Il est une heure et quart. Il ne reste plus que deux heure quarante cinq à vivre au narrateur. Il est pris de violents maux de tête et de douleurs physiques insoutenables.
D’après les rumeurs, personne ne souffre sous la guillotine. Mais le narrateur se demande qui a pu témoigner d’une telle chose, dans la mesure où aucun guillotiné n’a pu revenir donner son ressenti. La pensée de son exécution fait encore plus souffrir le condamné.
Le narrateur se laisse de nouveau envahir par l’espoir d’une grâce accordée par le roi Charles X. Le condamné traverse des états émotionnels très différents en peu de temps.
Le narrateur décide d’affronter la mort avec courage. Il imagine à quoi peut ressembler la vie après la mort. Il imagine aussi que des morts seront présents pour assister à son exécution et qu’un démon assassinera son bourreau. Il songe à ce que son âme va devenir après sa mort. Il demande à voir un prêtre.
Le narrateur s’est endormi et a rêvé qu’il se trouvait en compagnie de ses amis. Il est réveillé par une vieille femme présente dans son rêve. On lui annonce la visite de sa fille.
Une fois devant lui, sa fille ne le reconnait pas. Cela fait maintenant un an qu’elle ne l’a pas vu. Le narrateur tente de lui faire comprendre qu’il est son père, mais cela fait trop longtemps qu’elle ne l’a pas vu. Il a le sentiment que plus rien ne le rattache à la vie désormais.
Pendant la dernière heure qui lui reste à vivre, le narrateur se replonge dans ses pensées. Il imagine les détails de son exécution : le bruit de la foule, les insultes, les gendarmes et la place de Grève.
Il imagine une foule insensible et avide de sang en train d’applaudir et se ravissant du spectacle de sa mort. Il pense également à tous les condamnés qui seront exécutés sur la guillotine après lui, dans la plus grande indifférence.
Une fois sa fille partie, le narrateur songe à lui écrire une histoire afin qu’elle garde un souvenir de lui.
Une note de l’éditeur nous indique que les feuillets de ce chapitre ont disparu ou que le condamné n’a pas eu le temps de les écrire.
Le narrateur se trouve dans une chambre à l’Hôtel de Ville. On l’avertit qu’il est l’heure d’y aller. Il raconte les préparatifs de son départ. Le bourreau et ses deux valets lui coupent les cheveux et le collet puis on lui lie les mains. Le convoi se déplace vers la place de Grève devant une foule de curieux, venus assister à l’exécution.
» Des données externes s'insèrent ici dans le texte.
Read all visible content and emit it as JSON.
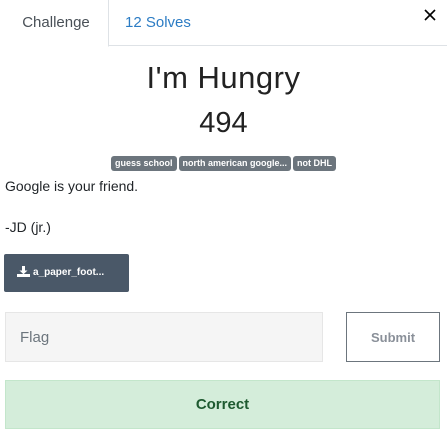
{
  "tabs": {
    "challenge_label": "Challenge",
    "solves_label": "12 Solves"
  },
  "challenge": {
    "name": "I'm Hungry",
    "value": "494",
    "tags": [
      "guess school",
      "north american google...",
      "not DHL"
    ],
    "description_line1": "Google is your friend.",
    "description_line2": "-JD (jr.)",
    "file_label": "a_paper_foot..."
  },
  "flag_form": {
    "placeholder": "Flag",
    "submit_label": "Submit"
  },
  "result": {
    "message": "Correct"
  },
  "icons": {
    "close": "close-icon",
    "download": "download-icon"
  },
  "colors": {
    "tab_link": "#2c7cc4",
    "tag_bg": "#6c757d",
    "file_button_bg": "#4a5868",
    "success_bg": "#d4edda",
    "success_text": "#1e5a30"
  }
}
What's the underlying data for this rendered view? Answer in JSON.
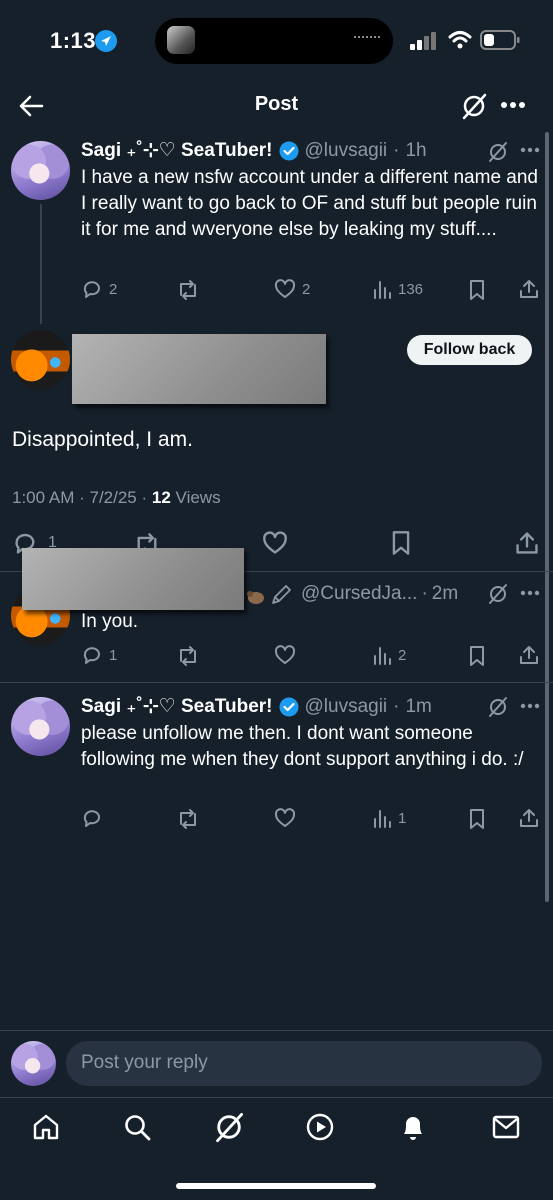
{
  "status_bar": {
    "time": "1:13"
  },
  "header": {
    "title": "Post"
  },
  "parent_post": {
    "name": "Sagi ₊˚⊹♡ SeaTuber!",
    "handle": "@luvsagii",
    "time": "1h",
    "text": "I have a new nsfw account under a different name and I really want to go back to OF and stuff but people ruin it for me and wveryone else by leaking my stuff....",
    "replies": "2",
    "likes": "2",
    "views": "136"
  },
  "main_post": {
    "follow_label": "Follow back",
    "text": "Disappointed, I am.",
    "time": "1:00 AM",
    "date": "7/2/25",
    "views_count": "12",
    "views_label": "Views",
    "replies": "1"
  },
  "reply_1": {
    "handle": "@CursedJa...",
    "time": "2m",
    "text": "In you.",
    "replies": "1",
    "views": "2"
  },
  "reply_2": {
    "name": "Sagi ₊˚⊹♡ SeaTuber!",
    "handle": "@luvsagii",
    "time": "1m",
    "text": "please unfollow me then. I dont want someone following me when they dont support anything i do. :/",
    "views": "1"
  },
  "composer": {
    "placeholder": "Post your reply"
  },
  "colors": {
    "background": "#15202b",
    "muted": "#8b98a5",
    "verified": "#1d9bf0"
  },
  "bottom_nav": [
    "home-icon",
    "search-icon",
    "grok-icon",
    "video-icon",
    "notifications-icon",
    "messages-icon"
  ]
}
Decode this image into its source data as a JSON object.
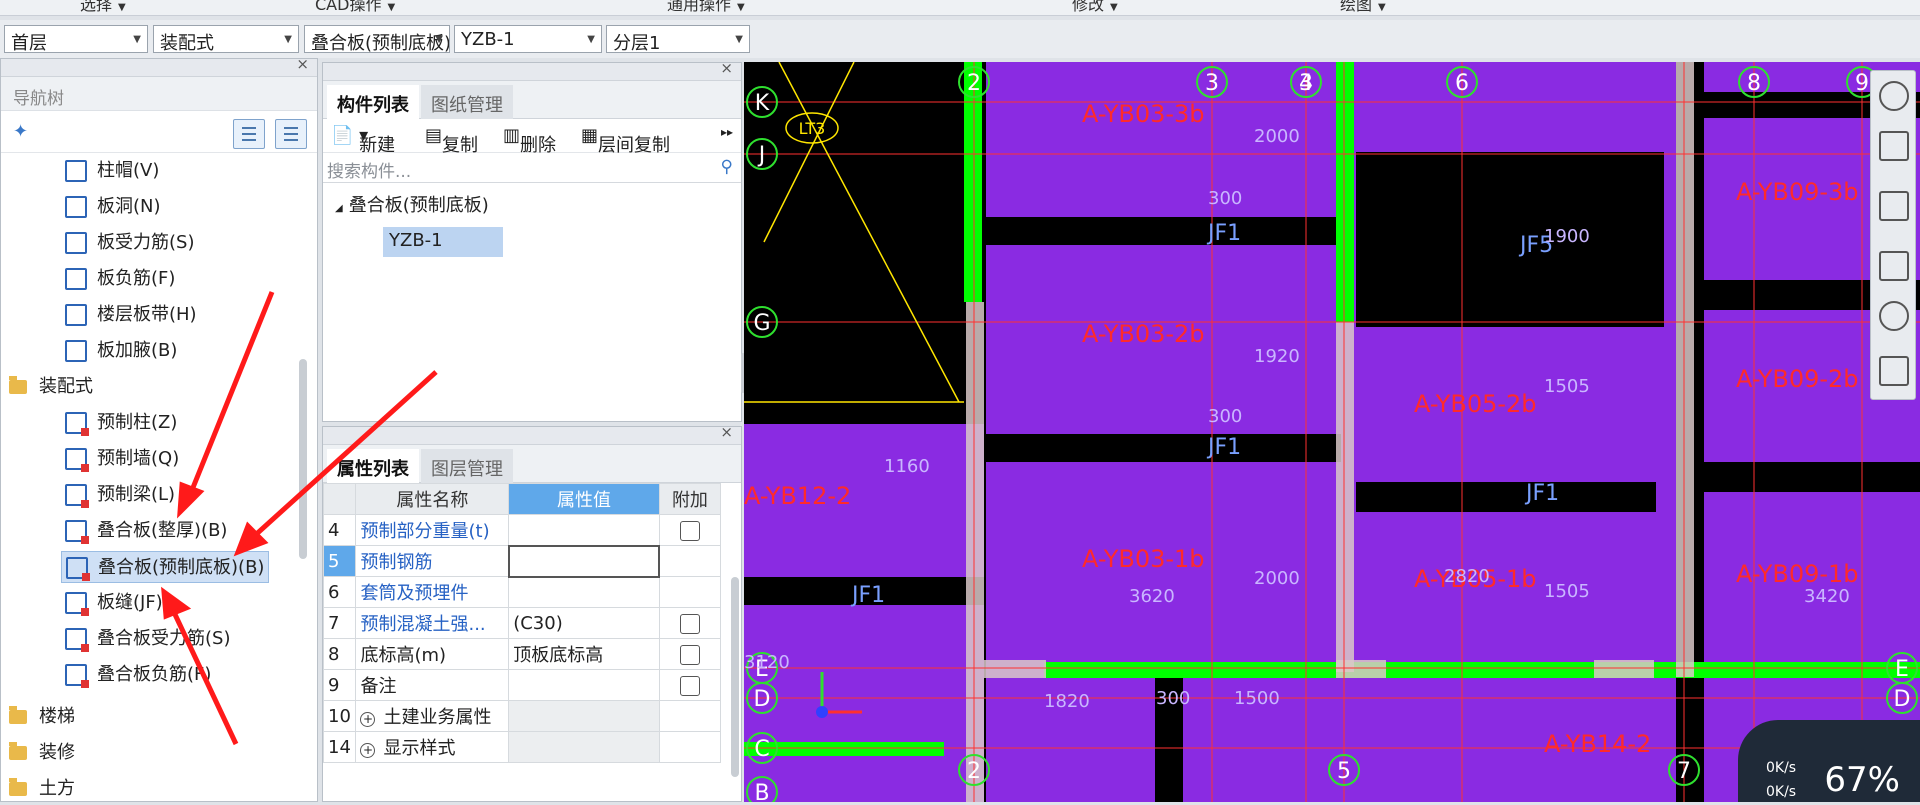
{
  "ribbon": {
    "groups": [
      "选择",
      "CAD操作",
      "通用操作",
      "修改",
      "绘图"
    ]
  },
  "selectors": [
    {
      "value": "首层"
    },
    {
      "value": "装配式"
    },
    {
      "value": "叠合板(预制底板)"
    },
    {
      "value": "YZB-1"
    },
    {
      "value": "分层1"
    }
  ],
  "nav": {
    "title": "导航树",
    "items": [
      {
        "label": "柱帽(V)"
      },
      {
        "label": "板洞(N)"
      },
      {
        "label": "板受力筋(S)"
      },
      {
        "label": "板负筋(F)"
      },
      {
        "label": "楼层板带(H)"
      },
      {
        "label": "板加腋(B)"
      }
    ],
    "folder_assembly": "装配式",
    "assembly_items": [
      {
        "label": "预制柱(Z)"
      },
      {
        "label": "预制墙(Q)"
      },
      {
        "label": "预制梁(L)"
      },
      {
        "label": "叠合板(整厚)(B)"
      },
      {
        "label": "叠合板(预制底板)(B)"
      },
      {
        "label": "板缝(JF)"
      },
      {
        "label": "叠合板受力筋(S)"
      },
      {
        "label": "叠合板负筋(F)"
      }
    ],
    "folder_stairs": "楼梯",
    "folder_decoration": "装修",
    "folder_earth": "土方"
  },
  "components": {
    "tab_list": "构件列表",
    "tab_drawings": "图纸管理",
    "new": "新建",
    "copy": "复制",
    "delete": "删除",
    "floor_copy": "层间复制",
    "search_placeholder": "搜索构件...",
    "tree_parent": "叠合板(预制底板)",
    "tree_child": "YZB-1"
  },
  "properties": {
    "tab_list": "属性列表",
    "tab_layers": "图层管理",
    "col_name": "属性名称",
    "col_value": "属性值",
    "col_extra": "附加",
    "rows": [
      {
        "num": "4",
        "name": "预制部分重量(t)",
        "value": "",
        "check": true,
        "link": true
      },
      {
        "num": "5",
        "name": "预制钢筋",
        "value": "",
        "check": false,
        "link": true
      },
      {
        "num": "6",
        "name": "套筒及预埋件",
        "value": "",
        "check": false,
        "link": true
      },
      {
        "num": "7",
        "name": "预制混凝土强...",
        "value": "(C30)",
        "check": true,
        "link": true
      },
      {
        "num": "8",
        "name": "底标高(m)",
        "value": "顶板底标高",
        "check": true,
        "link": false
      },
      {
        "num": "9",
        "name": "备注",
        "value": "",
        "check": true,
        "link": false
      },
      {
        "num": "10",
        "name": "土建业务属性",
        "value": "",
        "check": false,
        "link": false,
        "expand": true
      },
      {
        "num": "14",
        "name": "显示样式",
        "value": "",
        "check": false,
        "link": false,
        "expand": true
      }
    ]
  },
  "cad": {
    "axis_top": [
      "2",
      "3",
      "4",
      "6",
      "8",
      "9"
    ],
    "axis_left": [
      "K",
      "J",
      "G",
      "E",
      "D",
      "C",
      "B"
    ],
    "axis_bottom": [
      "2",
      "5",
      "7"
    ],
    "axis_right": [
      "E",
      "D"
    ],
    "slab_labels": [
      "A-YB03-3b",
      "A-YB03-2b",
      "A-YB03-1b",
      "A-YB09-3b",
      "A-YB09-2b",
      "A-YB09-1b",
      "A-YB05-2b",
      "A-YB12-2",
      "A-YB14-2"
    ],
    "partial_labels": [
      "A-YB05-1b"
    ],
    "jf_labels": [
      "JF1",
      "JF5",
      "JF1",
      "JF1",
      "JF1"
    ],
    "dims": [
      "2000",
      "1920",
      "2000",
      "1505",
      "1505",
      "3620",
      "3420",
      "1820",
      "300",
      "1500",
      "1900",
      "300",
      "300",
      "1160",
      "2820",
      "3120"
    ],
    "beam_tag": "LT3",
    "colors": {
      "slab": "#8a2be2",
      "beam": "#00ff00",
      "grid": "#ff0000",
      "text": "#ff2a2a",
      "wall": "#d9c8c8"
    }
  },
  "network": {
    "up": "0K/s",
    "down": "0K/s",
    "percent": "67%"
  }
}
De nouveau animé par l’espoir de survie, le narrateur supplie un commissaire chargé de suivre l’exécution de lui accorder cinq minutes de plus afin d’obtenir une grâce de dernière minute. Le roman se termine sur la montée du condamné vers l’échafaud à 16 h pile.
Analyse :
Dans ces chapitres 38, 39, 40 et 41, le condamné appréhende l’échafaud et s’interroge à propos de la douleur ressentie. Bien qu’il sache son destin scellé et sa fin proche, il fait preuve de beaucoup de lucidité. Aussi il fait de l’humour noir en se moquant de ceux qui prétendent que la douleur n’est pas ressentie, étant donné qu’ils n’en savent rien. L’usage de questions rhétoriques prend alors également une tournure ironique. Cet usage permet également d’impliquer le lecteur afin de mieux illustrer l’absurdité de cette idée. Dans le chapitre 40, le narrateur compare sa situation à celle du roi. Dans ce chapitre Victor Hugo remet en évidence le pouvoir de vie ou de mort que la justice, incarnée par la figure royale, a sur le condamné. Le chapitre 41 est, quant à lui, structuré différemment. Le prisonnier parle avec un ton de plus en plus assuré et semble enfin accepter la mort avec courage. Cependant, plus nous avançons dans le chapitre, plus le registre devient pathétique. Le narrateur qui commençait ce chapitre calmement le finit en panique : ses réflexions ne jouent plus en sa faveur, quoi qu’il fasse il mourra et il n’y est pas préparé. On voit ici, une fois de plus, à quel point les vagues d’émotions qui animent le narrateur sont extrêmes et varient en très peu de temps.
Le rêve fait par le narrateur dans le chapitre 42, avant l’arrivée de sa fille, semble de nouveau être un moyen pour lui d’échapper à la réalité. Ce n’est désormais plus sa mémoire, mais son imaginaire qui l’aide à s’évader.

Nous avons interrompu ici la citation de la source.